Well, one of my two Walmart Everstart 27G DeepCycle trolling motor batteries bit the dust. I bought both at the same time from Walmart in 2013. I managed to get 5 hard years of service out of them. 

Only "ONE" is bad but I will replace both so they match and share a similar duty cycle. 

Application. 

- Two in Series for 24V to power a Minn Kota Edge 65lbs Bow Mount Trolling Motor on a 2005 Bass Tracker Pro Team 190 TX. 

South Georgia North Florida Shallow lakes lots of grass and weeds. So plenty of max power dragging the boat through heavy cover. 



Charger.

I replaced the two bank battery Charger in 2013 with a 3 bank Bass Pro XPS IT 5/5/5
I'd say it has performed well. I plug the charger in after every trip and leave it plugged in until the next trip. 

Thoughts.

So bang for the buck I have much respect for the Walmart Everstart Batteries. 

Insight.

While there are only a handful of Actual battery manufacturers that produce all the many brand names. The Wal-Mart Everstart labeled black case batteries have performed well. 

Side Note.

I replaced my Walmart Everstart 24G Marine Cranking Battery last year as it was weak. I purchased it in 2011. 6 years of Service.

Sent from my SM-G955U using Tapatalk


----------



## CedarRiverScooter (Feb 11, 2018)

I think East Penn is only battery manufacturer left in US (could be wrong).

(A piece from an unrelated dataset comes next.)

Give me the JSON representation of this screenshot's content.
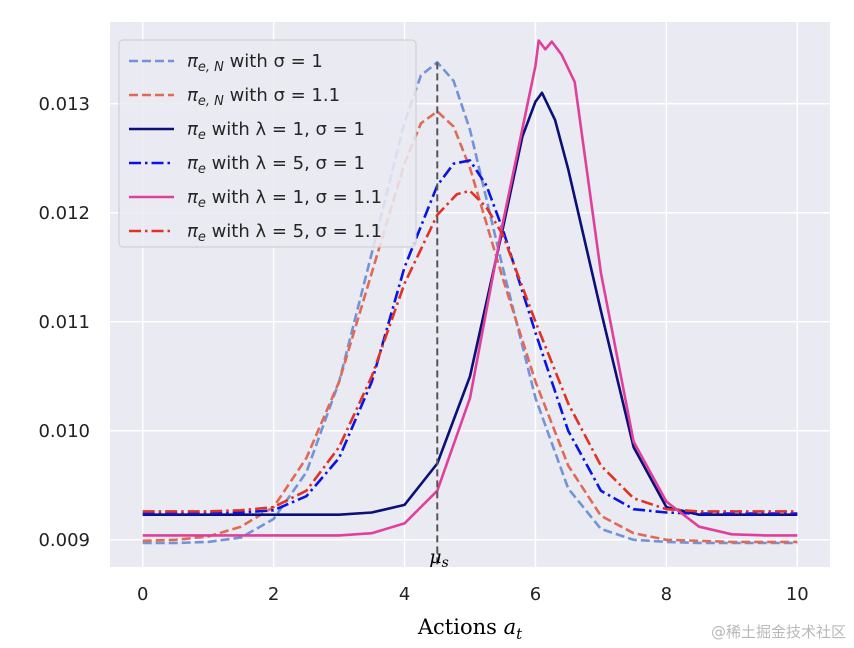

If that has any value to you, they make great batteries:

https://www.eastpennmanufacturing.com/applications/marine/


----------



## hipster dufus (Feb 11, 2018)

i have gotten 7 yrs out of one of their deep cycles.


----------



## Givey1982 (Mar 5, 2018)

I just picked up one so I would have 2 on the boat. I bought it online even though it was in the store. As stated I other threads there was no core charge... Saved a few $$$$ there


----------



## Fadec (Mar 5, 2018)

Just felt like I had to add my experience. I have 2 Walmart batteries that I use for my 24 volt trolling motor. As of this month they are 5 years old and still performing flawlessly. They are always hooked to a Minn Kota 2 bank charger when not in use. Perhaps this is why they have lasted so long but for the money and the fact they have a 2 year free replacement warranty I don't think you can go wrong!


----------



## Butthead (Mar 6, 2018)

Personally, I've had poor results with the Walmart Everstarts. I had bought three of their 27DCs to use on my electric only rig back around 2009 and by the third year of use, they all started spitting acid and the run time was way down. Switched to the Kirkland branded 27DCs and haven't looked back. 5 years later and they're still working great.


----------



## lovedr79 (Mar 14, 2018)

mine lasted for 6 years. i always brought it in during the winter and kept the battery tender on it. i was impressed with how long it lasted.


----------



## Shaugh (Mar 14, 2018)

I've got one from 4/12..... still works like new.... and I'm not very good at taking care of em... I've been trying to kill it for years... it won't die...


----------